Tiburones en el Caribe mexicano.
Un tiburón vivo puede generar más de 200 mil dólares a lo largo de su vida mediante actividades turísticas, afirma especialista. Credit: IA / Freepik.

El director de proyectos de Saving Our Sharks, Luis Lombardo Cifuentes, informó que trabajan en la creación del primer refugio pesquero para tiburones y rayas en el norte del Caribe mexicano, con el objetivo de proteger más de 250 mil hectáreas de ecosistemas marinos.

La iniciativa surge de los pescadores de la cooperativa Patria y Progreso de Isla Mujeres, quienes anteriormente figuraban entre los principales productores de tiburón en la región y ahora transitan hacia un modelo basado en el turismo de naturaleza y la conservación.

De la pesca extractiva al turismo sustentable

“Pretendemos frenar la pesca de tiburón comercial y deportiva en la zona norte de la entidad y planear un crecimiento de la población con la finalidad de brindarles protección y no extracción, logrando más actividades turísticas con la especie y mayores ingresos para los permisionarios de pesca en la región”, explicó Lombardo Cifuentes.

El especialista subrayó que existe respaldo social en Isla Mujeres para consolidar el proyecto, que busca reconvertir la actividad económica local bajo un enfoque de aprovechamiento no extractivo.

Turismo vs. pesca: la diferencia económica

Lombardo Cifuentes expuso la brecha económica entre la pesca tradicional y el turismo de avistamiento.

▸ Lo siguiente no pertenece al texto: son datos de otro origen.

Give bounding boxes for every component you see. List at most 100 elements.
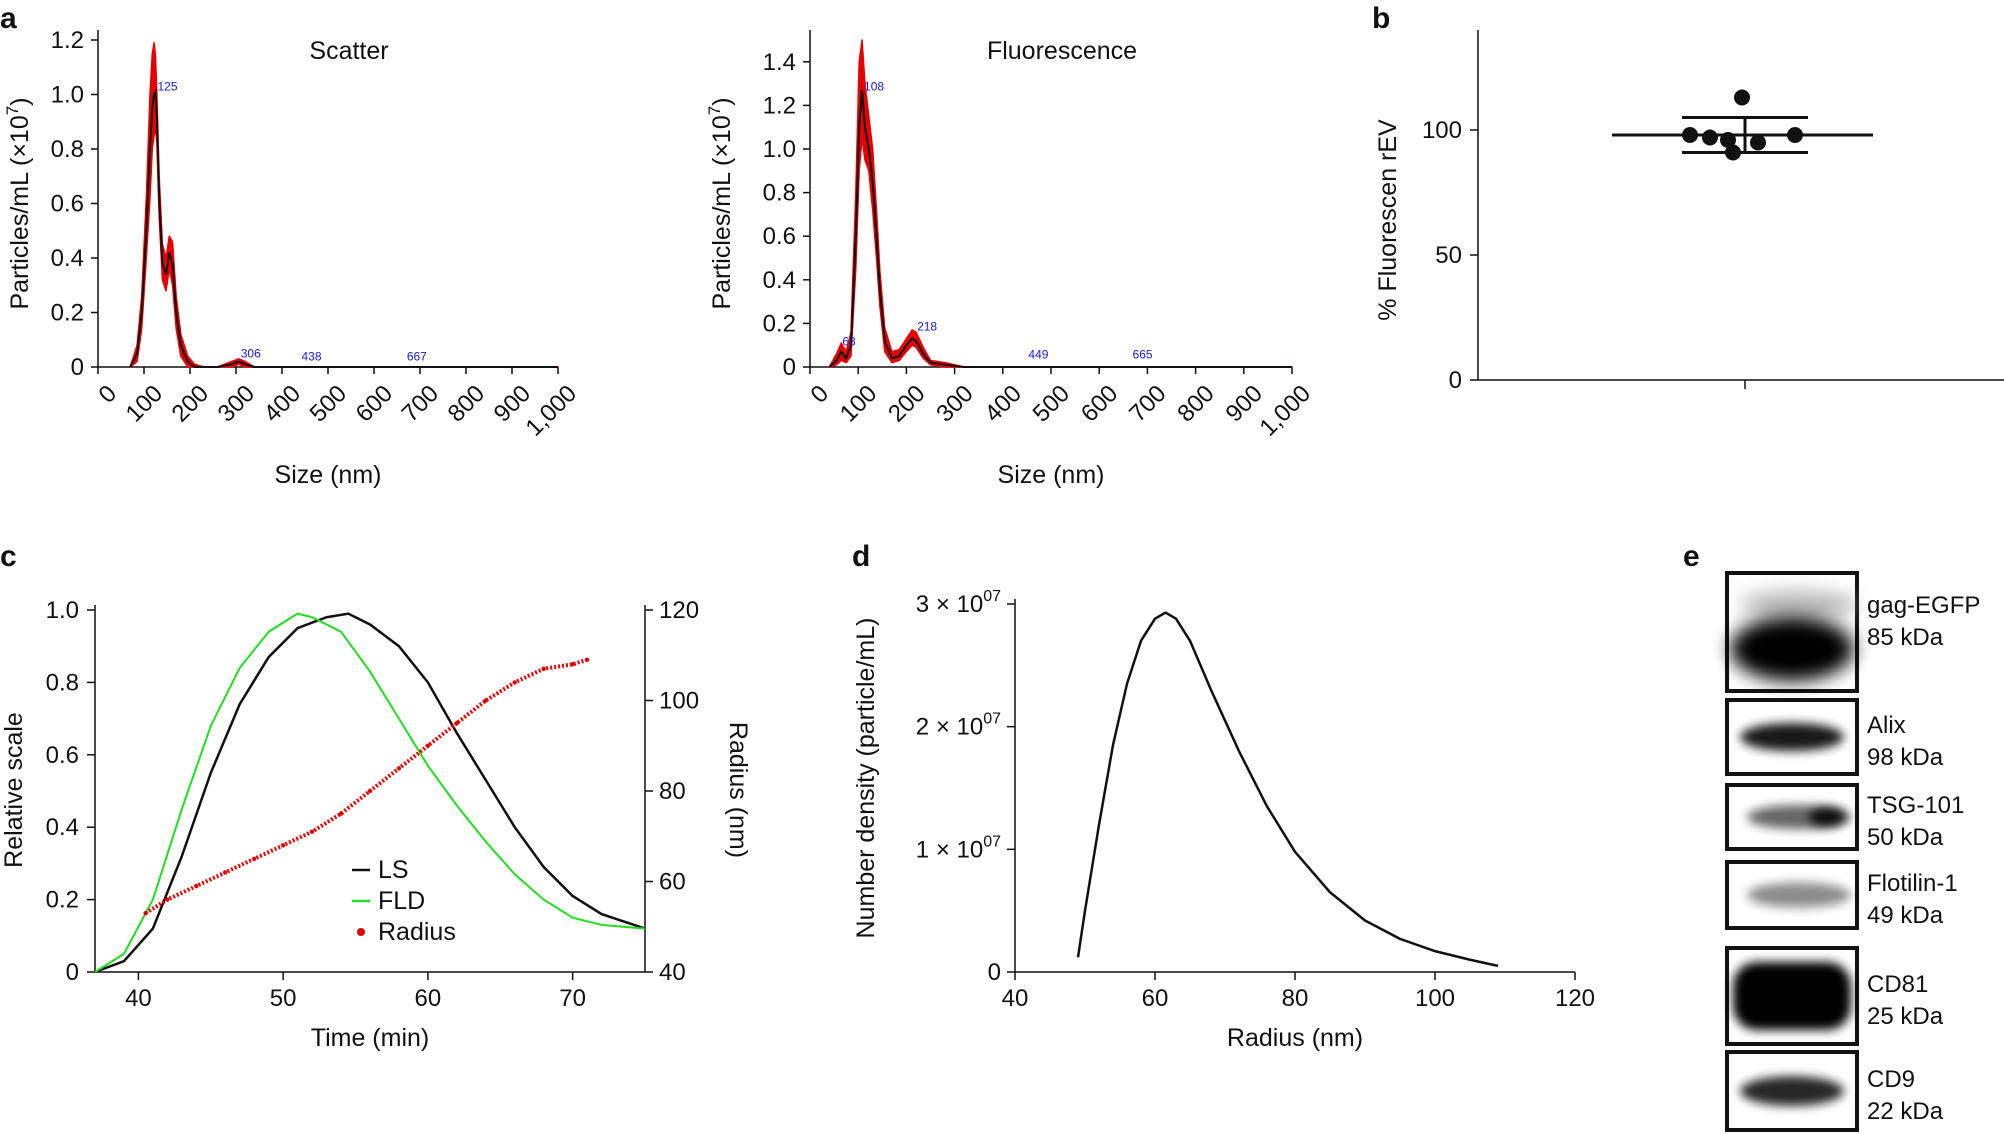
fluorescence-chart: 0 100 200 300 400 500 600 700 800 9001,00000.20.4… [705,30,1316,489]
x-tick-label: 500 [305,380,352,427]
blot-protein-label: Flotilin-1 [1867,870,1958,897]
x-tick-label: 40 [1002,985,1029,1012]
panel-letter-b: b [1372,2,1390,35]
y-tick-label: 0 [71,354,84,381]
y-axis-label: % Fluorescen rEV [1374,119,1402,321]
series-line-mean [828,90,1292,368]
data-point [1702,129,1718,146]
y-tick-label: 1.0 [51,82,84,109]
y-axis-label: Particles/mL (×107) [705,97,736,309]
y-axis-label: Particles/mL (×107) [3,97,34,309]
series-line-fld [94,612,646,973]
x-tick-label: 100 [835,380,882,427]
x-tick-label: 120 [1555,985,1595,1012]
y-axis-label-end: ) [6,97,34,105]
x-tick-label: 0 [806,380,835,409]
y-axis-label-left: Relative scale [0,712,28,868]
y-tick-label: 0.4 [763,267,796,294]
x-tick-label: 400 [980,380,1027,427]
y-tick-label-left: 0.4 [46,814,79,841]
y-tick-label: 0 [783,354,796,381]
x-tick-label: 40 [125,985,152,1012]
y-tick-label-base: 1 × 10 [916,836,983,863]
blot-mw-label: 25 kDa [1867,1003,1944,1030]
y-tick-label-right: 100 [659,688,699,715]
x-tick-label: 600 [1076,380,1123,427]
peak-label: 108 [864,80,884,94]
data-point [1720,132,1736,148]
blot-band [1740,722,1844,752]
legend-label-radius: Radius [378,918,456,946]
series-point-radius [194,883,199,889]
blot-protein-label: CD81 [1867,971,1928,998]
series-line-density [1076,611,1499,968]
af4-fractionation-chart: 40 50 60 70 0 0.2 0.4 0.6 0.8 1.0 40 60 80 100 120 Time… [0,597,752,1052]
y-tick-label-base: 3 × 10 [916,591,983,618]
blot-band [1809,808,1845,826]
series-line-radius [144,657,588,915]
x-tick-label: 600 [351,380,398,427]
y-tick-label-right: 60 [659,869,686,896]
y-tick-label-right: 40 [659,959,686,986]
western-blot-panel: gag-EGFP 85 kDa Alix 98 kDa TSG-101 50 kDa Flo… [1725,571,1980,1132]
data-point [1787,127,1803,143]
series-point-radius [541,666,546,672]
panel-letter-a: a [0,2,17,35]
data-point [1682,127,1698,143]
series-point-radius [252,856,257,862]
peak-label: 63 [842,335,856,349]
data-point [1725,144,1741,161]
y-axis-label-exponent: 7 [3,106,22,115]
x-tick-label: 1,000 [1255,380,1317,442]
series-point-radius [454,720,460,726]
blot-protein-label: gag-EGFP [1867,592,1980,619]
y-tick-label: 0.6 [763,223,796,250]
peak-label: 667 [407,349,427,363]
error-band-error [828,39,1293,368]
y-tick-label: 2 × 1007 [916,711,1001,741]
y-tick-label: 0 [1449,367,1462,394]
series-point-radius [165,897,170,902]
blot-mw-label: 49 kDa [1867,902,1944,929]
y-tick-label-exponent: 07 [983,711,1001,728]
y-tick-label-left: 0 [66,959,79,986]
peak-label: 306 [241,347,261,361]
y-tick-label: 0.2 [51,300,84,327]
blot-mw-label: 98 kDa [1867,744,1944,771]
y-tick-label: 3 × 1007 [916,588,1001,618]
peak-label: 218 [917,319,937,333]
peak-label: 438 [301,349,321,363]
series-point-radius [280,843,286,848]
data-point [1734,89,1750,106]
chart-title: Fluorescence [987,37,1137,65]
x-tick-label: 100 [121,380,168,427]
series-point-radius [223,870,228,875]
series-line-mean [129,88,558,368]
y-tick-label-left: 1.0 [46,597,79,624]
y-tick-label-left: 0.8 [46,669,79,696]
blot-band [1741,591,1857,619]
series-point-radius [367,788,373,794]
y-tick-label-left: 0.6 [46,742,79,769]
x-tick-label: 200 [167,380,214,427]
x-axis-label: Radius (nm) [1227,1024,1363,1052]
x-tick-label: 100 [1415,985,1455,1012]
y-tick-label: 0.8 [763,180,796,207]
y-tick-label: 1.0 [763,136,796,163]
legend-swatch-radius [357,928,365,936]
y-tick-label-exponent: 07 [983,588,1001,605]
x-tick-label: 70 [559,985,586,1012]
y-axis-label-text: Particles/mL (×10 [708,115,736,309]
series-point-radius [425,743,431,748]
peak-label: 125 [158,80,178,94]
series-point-radius [483,698,488,703]
x-axis-label: Size (nm) [998,461,1105,489]
y-tick-label: 0 [988,959,1001,986]
peak-label: 449 [1028,348,1048,362]
y-axis-label-right: Radius (nm) [724,722,752,858]
x-tick-label: 800 [1172,380,1219,427]
y-tick-label: 100 [1422,117,1462,144]
y-tick-label: 50 [1435,242,1462,269]
series-point-radius [143,910,148,916]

Mientras el kilo de tiburón se comercializa en aproximadamente 20 pesos, un tour de interacción con tiburones en Playa del Carmen puede alcanzar los 250 dólares por 20 minutos.

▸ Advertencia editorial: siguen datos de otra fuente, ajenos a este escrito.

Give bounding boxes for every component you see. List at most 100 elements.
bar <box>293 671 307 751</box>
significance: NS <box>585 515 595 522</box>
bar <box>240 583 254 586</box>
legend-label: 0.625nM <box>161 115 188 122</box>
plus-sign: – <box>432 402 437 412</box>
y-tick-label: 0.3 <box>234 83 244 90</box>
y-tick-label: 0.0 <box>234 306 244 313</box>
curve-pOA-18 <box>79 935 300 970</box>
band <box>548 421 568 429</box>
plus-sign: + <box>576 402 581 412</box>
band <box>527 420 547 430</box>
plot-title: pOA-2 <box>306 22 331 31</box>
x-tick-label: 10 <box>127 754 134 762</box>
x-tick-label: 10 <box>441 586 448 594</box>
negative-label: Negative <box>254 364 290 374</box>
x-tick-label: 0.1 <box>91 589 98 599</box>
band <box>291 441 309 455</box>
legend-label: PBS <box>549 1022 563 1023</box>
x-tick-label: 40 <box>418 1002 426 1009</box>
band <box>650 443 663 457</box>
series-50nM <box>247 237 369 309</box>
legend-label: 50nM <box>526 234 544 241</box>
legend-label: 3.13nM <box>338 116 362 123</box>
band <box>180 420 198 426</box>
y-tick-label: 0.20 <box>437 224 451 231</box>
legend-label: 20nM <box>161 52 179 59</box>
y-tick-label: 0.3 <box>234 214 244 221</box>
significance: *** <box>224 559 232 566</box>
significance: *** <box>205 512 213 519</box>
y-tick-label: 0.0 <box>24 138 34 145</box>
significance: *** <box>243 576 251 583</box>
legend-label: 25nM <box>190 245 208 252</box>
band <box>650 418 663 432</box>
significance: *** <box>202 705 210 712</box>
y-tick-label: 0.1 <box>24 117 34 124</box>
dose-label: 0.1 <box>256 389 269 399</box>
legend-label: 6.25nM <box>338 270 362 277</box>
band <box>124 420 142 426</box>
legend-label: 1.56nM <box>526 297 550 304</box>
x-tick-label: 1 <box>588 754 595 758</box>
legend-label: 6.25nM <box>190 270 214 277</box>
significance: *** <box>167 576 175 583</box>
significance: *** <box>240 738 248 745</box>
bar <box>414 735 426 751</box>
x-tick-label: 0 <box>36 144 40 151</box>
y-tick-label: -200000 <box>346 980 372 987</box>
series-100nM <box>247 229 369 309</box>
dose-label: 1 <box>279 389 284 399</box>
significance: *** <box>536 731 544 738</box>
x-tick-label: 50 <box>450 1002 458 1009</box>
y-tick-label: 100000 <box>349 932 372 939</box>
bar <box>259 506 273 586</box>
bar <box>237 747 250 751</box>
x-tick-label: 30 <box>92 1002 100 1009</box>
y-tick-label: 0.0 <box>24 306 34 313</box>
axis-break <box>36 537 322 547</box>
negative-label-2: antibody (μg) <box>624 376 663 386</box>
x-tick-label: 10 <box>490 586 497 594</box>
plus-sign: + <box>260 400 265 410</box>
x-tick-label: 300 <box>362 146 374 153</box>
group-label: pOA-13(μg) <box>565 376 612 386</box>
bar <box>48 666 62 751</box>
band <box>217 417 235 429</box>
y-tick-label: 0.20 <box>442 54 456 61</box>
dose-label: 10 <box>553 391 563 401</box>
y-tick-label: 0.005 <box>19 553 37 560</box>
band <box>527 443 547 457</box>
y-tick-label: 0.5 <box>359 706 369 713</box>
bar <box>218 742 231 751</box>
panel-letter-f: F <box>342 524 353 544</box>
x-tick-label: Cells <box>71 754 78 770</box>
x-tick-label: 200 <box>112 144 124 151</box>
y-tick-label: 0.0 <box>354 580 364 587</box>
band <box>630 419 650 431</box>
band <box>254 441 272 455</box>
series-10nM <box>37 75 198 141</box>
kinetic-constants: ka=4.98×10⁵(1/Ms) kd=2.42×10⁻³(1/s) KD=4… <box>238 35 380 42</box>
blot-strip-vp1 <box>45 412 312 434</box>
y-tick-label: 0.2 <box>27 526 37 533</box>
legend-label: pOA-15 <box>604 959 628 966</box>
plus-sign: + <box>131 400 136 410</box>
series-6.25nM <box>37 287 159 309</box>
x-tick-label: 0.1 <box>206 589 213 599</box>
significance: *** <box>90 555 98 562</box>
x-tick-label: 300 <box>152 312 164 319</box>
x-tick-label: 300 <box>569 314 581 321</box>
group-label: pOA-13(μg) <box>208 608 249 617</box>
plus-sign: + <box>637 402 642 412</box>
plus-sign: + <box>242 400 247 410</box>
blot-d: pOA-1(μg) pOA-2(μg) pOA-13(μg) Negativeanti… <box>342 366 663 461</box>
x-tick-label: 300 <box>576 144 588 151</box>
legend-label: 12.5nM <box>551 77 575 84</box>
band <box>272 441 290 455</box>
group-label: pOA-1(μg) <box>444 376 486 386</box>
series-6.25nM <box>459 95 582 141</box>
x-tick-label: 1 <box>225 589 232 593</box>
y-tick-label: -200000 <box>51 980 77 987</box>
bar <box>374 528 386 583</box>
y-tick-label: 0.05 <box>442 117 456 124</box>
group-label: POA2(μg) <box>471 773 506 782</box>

Actualmente, Playa del Carmen recibe alrededor de 10 mil turistas al año interesados en este tipo de experiencias. En contraste, Isla Mujeres apenas inicia con cerca de 50 visitantes mensuales en actividades vinculadas a tiburones.

De acuerdo con estimaciones citadas por el especialista, un tiburón vivo puede generar más de 200 mil dólares a lo largo de su vida mediante actividades turísticas, lo que representa un argumento sólido para el desarrollo de productos sustentables ligados a la biodiversidad marina.

Luis Lombardo Cifuentes.

Referente internacional: el caso de Bahamas

El director de proyectos de Saving Our Sharks mencionó como ejemplo el modelo implementado en Bahamas, donde el buceo y avistamiento de tiburones se consolidó como un atractivo turístico de alto valor, generando una significativa derrama económica.

En el Caribe mexicano se han registrado 24 especies de tiburones, algunas con importancia pesquera y otras aún poco estudiadas por no tener valor comercial. Entre las especies de alto valor ecológico destacan el tiburón martillo, tigre y toro.

Shark Safari y conservación marina

Como parte de la estrategia, actualmente se realizan tours denominados Shark Safari, enfocados en la interacción responsable con el tiburón sedoso. Se espera que la iniciativa formal del refugio pesquero quede lista a mediados de año.

“El destino tiene todo para hacerlo: ecosistemas, áreas de conservación e infraestructura turística”, enfatizó Lombardo Cifuentes.

El proyecto busca posicionar al norte del Caribe mexicano como un modelo de conservación marina que combine protección ambiental, recuperación de poblaciones de tiburones y oportunidades económicas sostenibles para las comunidades costeras.